LONDON – The warmer December weather on the U.S. East Coast has cooled crude oil prices, which dipped below $63 per barrel in trading yesterday.
Meanwhile, on Monday, OPEC reported that fundamentals of the world oil market showed signs of weakening in 2007 as economic growth slows and supply from non-OPEC countries rises faster than global demand. “Risks for oil demand appear to be more weighed to the downside, given the dangers to global economic growth emanating from a visibly weakening U.S. economy,” OPEC said in its monthly report, according to Reuters.
OPEC economists expect producers from outside the group to produce 1.8 million barrels per day more crude in 2007. If that happens, it would be the fastest, non-OPEC growth for 20 years and would decrease demand for OPEC oil.

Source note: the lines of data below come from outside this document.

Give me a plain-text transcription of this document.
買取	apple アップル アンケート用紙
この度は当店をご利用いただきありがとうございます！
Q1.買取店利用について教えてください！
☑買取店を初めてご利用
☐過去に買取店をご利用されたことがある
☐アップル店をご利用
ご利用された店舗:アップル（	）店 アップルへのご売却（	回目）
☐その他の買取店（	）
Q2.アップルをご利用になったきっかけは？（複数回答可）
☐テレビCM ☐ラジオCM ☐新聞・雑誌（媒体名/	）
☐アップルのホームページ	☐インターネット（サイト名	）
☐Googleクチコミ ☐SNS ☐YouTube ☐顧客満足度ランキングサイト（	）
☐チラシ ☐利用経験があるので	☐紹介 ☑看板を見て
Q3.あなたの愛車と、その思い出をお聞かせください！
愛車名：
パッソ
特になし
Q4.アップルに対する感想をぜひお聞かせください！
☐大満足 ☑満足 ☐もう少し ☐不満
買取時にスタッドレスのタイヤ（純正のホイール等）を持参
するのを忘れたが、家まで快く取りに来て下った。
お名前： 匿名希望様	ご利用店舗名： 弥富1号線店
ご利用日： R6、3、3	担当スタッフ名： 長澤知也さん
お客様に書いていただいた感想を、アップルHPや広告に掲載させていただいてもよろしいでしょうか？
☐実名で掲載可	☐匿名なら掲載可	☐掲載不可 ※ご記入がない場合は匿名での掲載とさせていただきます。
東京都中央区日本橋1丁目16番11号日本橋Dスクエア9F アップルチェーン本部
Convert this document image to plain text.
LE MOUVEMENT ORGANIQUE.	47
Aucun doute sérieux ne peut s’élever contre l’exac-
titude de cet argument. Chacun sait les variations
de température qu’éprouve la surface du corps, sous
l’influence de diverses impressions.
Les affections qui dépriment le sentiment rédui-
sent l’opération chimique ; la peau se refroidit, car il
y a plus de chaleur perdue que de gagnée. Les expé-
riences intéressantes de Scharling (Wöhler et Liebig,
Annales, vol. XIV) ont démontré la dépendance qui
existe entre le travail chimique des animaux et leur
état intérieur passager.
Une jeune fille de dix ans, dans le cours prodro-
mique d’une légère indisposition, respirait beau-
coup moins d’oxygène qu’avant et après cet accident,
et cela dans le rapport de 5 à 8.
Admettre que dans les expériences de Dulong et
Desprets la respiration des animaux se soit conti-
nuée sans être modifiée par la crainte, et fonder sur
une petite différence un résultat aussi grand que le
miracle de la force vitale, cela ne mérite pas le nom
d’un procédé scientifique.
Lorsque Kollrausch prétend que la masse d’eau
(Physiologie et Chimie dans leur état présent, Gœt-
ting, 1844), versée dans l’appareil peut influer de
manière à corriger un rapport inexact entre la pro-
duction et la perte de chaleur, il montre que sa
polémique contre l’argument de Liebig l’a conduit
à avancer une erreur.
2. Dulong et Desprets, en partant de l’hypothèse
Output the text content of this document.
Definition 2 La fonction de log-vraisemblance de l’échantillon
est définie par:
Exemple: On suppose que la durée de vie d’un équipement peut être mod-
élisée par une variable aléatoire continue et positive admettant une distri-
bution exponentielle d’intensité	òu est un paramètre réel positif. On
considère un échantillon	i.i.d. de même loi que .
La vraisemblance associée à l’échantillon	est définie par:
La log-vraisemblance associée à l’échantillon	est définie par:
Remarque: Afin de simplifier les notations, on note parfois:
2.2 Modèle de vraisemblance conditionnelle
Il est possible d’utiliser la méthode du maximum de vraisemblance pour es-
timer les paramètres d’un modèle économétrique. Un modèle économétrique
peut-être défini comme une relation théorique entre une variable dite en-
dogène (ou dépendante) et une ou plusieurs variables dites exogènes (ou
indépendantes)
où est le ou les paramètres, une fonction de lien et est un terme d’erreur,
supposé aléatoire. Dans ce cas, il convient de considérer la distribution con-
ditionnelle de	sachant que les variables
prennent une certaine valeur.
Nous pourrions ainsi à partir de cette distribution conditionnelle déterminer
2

The continuing mild weather has put a crimp on heating fuel demand in the United States, with temperatures in the Northeast expected to stay above average at least until the end of the week, according to private forecaster DTN Meteorlogix. The limited demand has kept crude inventories relatively high for this time of year.
"I think the market is focused on inventories at the moment," David Dugdale at MFC Global Investment Management told Reuters. "And the overall picture is one of fairly comfortable inventories and strong non-OPEC production coming on stream. And against this background we have softening demand, so the market is justified in coming in."
Last week, OPEC voted to make a second output cut of 500,000 barrels per day, to start from February, to prevent stockpiles from rising again after winter.